2. The Leopard of Rudraprayag
Imagine eight years of fear, during which time you are afraid to leave your house or be alone on a road. This is what happened to people in the village of Benji in Rudraprayag, India. The man-eating leopard, which was credited with approximately 250 deaths, left no man, woman or child in the vicinity unaffected by its attacks. The situation was so severe that the British Parliament stepped in in 1925 and requested Jim Corbett, the famous hunter of man-eaters, to capture and kill the animal. There is still a board commemorating the place where the leopard was shot in Rudraprayag. Corbett made notes after examining the leopard and discovered that it was suffering from dental problems much like those found to have affected the Leopard of Panar (see above). In fact, this is a pattern evinced by other man-eating big cats: they are often in such dire straights in terms of their health that they can’t hunt their normal prey and so turn to people, who are much simpler to catch.
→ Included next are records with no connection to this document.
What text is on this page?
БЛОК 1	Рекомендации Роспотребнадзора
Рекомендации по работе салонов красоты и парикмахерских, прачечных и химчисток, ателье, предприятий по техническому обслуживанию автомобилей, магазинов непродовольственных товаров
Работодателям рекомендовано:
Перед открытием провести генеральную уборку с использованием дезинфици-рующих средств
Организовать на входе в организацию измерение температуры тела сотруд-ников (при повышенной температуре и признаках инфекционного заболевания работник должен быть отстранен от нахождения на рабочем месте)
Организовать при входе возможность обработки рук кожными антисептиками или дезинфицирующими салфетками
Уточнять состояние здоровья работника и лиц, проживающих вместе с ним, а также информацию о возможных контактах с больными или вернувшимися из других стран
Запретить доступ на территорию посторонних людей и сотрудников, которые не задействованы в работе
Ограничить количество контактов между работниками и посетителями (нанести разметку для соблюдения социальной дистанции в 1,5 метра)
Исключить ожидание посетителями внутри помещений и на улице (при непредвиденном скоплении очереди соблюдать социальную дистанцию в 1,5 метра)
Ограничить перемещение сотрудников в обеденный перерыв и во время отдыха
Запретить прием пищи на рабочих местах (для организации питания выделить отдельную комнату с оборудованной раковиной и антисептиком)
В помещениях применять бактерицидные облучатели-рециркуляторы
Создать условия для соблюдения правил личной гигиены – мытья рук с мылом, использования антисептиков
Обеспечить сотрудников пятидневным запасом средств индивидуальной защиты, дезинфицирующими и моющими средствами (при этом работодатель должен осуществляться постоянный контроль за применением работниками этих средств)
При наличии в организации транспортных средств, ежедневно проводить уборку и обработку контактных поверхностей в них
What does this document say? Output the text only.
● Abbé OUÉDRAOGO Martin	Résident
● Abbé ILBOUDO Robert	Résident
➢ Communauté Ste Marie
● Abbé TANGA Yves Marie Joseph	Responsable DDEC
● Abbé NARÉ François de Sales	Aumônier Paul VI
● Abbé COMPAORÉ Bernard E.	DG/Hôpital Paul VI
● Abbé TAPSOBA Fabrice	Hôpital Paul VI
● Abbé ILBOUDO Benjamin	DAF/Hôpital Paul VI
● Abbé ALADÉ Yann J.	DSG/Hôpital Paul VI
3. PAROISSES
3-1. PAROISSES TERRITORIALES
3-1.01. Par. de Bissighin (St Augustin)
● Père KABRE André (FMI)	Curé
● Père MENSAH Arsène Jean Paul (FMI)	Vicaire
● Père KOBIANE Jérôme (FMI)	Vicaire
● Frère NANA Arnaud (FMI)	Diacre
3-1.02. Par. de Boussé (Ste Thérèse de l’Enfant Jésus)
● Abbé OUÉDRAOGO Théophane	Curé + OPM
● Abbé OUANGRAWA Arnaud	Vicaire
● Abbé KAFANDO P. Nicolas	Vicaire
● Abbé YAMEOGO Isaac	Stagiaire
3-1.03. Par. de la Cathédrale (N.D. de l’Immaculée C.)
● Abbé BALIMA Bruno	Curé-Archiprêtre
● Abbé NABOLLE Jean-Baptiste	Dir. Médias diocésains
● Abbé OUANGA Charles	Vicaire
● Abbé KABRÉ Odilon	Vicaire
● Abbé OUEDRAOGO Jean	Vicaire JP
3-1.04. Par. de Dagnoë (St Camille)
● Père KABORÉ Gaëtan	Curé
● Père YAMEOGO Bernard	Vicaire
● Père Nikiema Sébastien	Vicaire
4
1. The Dingoes of Ayers Rock
On August 17, 1980, an unspeakable horror befell the Chamberlain family. Little Azaria, who was just nine weeks old, disappeared while she and her family were on a camping trip to Ayers rock. Her body was never found. The police believed the parents were responsible for her death and had disposed of her, but the first inquest supported the Chamberlains’ belief that a dingo had snatched her away.
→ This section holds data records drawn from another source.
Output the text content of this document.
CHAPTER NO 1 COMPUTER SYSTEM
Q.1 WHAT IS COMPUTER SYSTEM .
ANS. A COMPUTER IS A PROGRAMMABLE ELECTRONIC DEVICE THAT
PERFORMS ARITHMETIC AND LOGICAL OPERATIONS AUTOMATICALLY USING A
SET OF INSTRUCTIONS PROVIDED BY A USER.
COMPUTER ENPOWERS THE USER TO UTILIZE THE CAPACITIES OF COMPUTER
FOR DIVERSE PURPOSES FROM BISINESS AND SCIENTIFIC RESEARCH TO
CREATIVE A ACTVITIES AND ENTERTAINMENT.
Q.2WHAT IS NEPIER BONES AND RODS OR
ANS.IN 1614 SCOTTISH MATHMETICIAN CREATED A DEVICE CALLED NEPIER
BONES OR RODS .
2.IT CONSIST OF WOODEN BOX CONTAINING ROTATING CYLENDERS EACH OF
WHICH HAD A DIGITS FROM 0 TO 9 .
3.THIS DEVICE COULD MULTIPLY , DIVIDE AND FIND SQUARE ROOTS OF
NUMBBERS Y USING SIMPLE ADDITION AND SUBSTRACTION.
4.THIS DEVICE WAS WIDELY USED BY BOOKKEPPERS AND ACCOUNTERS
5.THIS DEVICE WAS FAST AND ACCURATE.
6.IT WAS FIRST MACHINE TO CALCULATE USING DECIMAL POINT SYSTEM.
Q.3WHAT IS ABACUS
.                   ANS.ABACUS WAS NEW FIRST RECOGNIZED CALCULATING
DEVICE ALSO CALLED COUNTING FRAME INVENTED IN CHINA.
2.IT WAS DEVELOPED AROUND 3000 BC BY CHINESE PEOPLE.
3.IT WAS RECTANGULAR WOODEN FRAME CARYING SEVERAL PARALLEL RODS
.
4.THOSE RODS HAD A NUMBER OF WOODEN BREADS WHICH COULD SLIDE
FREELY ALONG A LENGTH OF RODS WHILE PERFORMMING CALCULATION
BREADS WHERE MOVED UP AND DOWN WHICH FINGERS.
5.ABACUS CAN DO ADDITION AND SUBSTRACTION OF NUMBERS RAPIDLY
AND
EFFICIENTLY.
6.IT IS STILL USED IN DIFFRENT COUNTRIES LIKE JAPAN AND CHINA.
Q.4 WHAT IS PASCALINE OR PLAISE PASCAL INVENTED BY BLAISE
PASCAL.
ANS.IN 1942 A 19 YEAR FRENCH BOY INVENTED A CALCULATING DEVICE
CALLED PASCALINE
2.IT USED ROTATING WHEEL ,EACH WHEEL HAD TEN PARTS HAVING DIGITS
The police called for a second inquest, and this time their view held sway. Mr. and Mrs. Chamberlain were put on trial; later she was convicted of murder while he was convicted of accessory after the fact. The pair were sentenced to life in prison and a suspended sentence, respectively. This is where the case stood until, after all appeals failed, there came the accidental discovery of some of Azaria’s clothing in an area of dingo dens.
Mrs. Chamberlain was released on compassionate grounds and later exonerated of all charges, as was her husband. A big change came in the late 1990s when the public started to accept that the death had been due to dingoes. Part of this shift in public opinion was down to dingo incidents on Fraser Island, where it was revealed that 400 attacks had occurred, mostly on children. In 1998, a thirteen month-old baby was also snatched by a dingo and dragged away from a picnic blanket; she survived because her father managed to intervene. The dingo is Australia’s wild dog, with unique characteristics and instincts that separate it from its domestic cousins. Azaria’s death is still considered officially unsolved, but there is to be another inquest in 2011 which will hopefully see the case finally put to bed.
Take care when out in the wild areas of this world; you never know what might be lurking, just waiting for the right chance to pounce on you. There are many more man-eaters in the annals of history than just the seven listed here, and any predator that has trouble catching its normal prey can potentially be dangerous to us humans.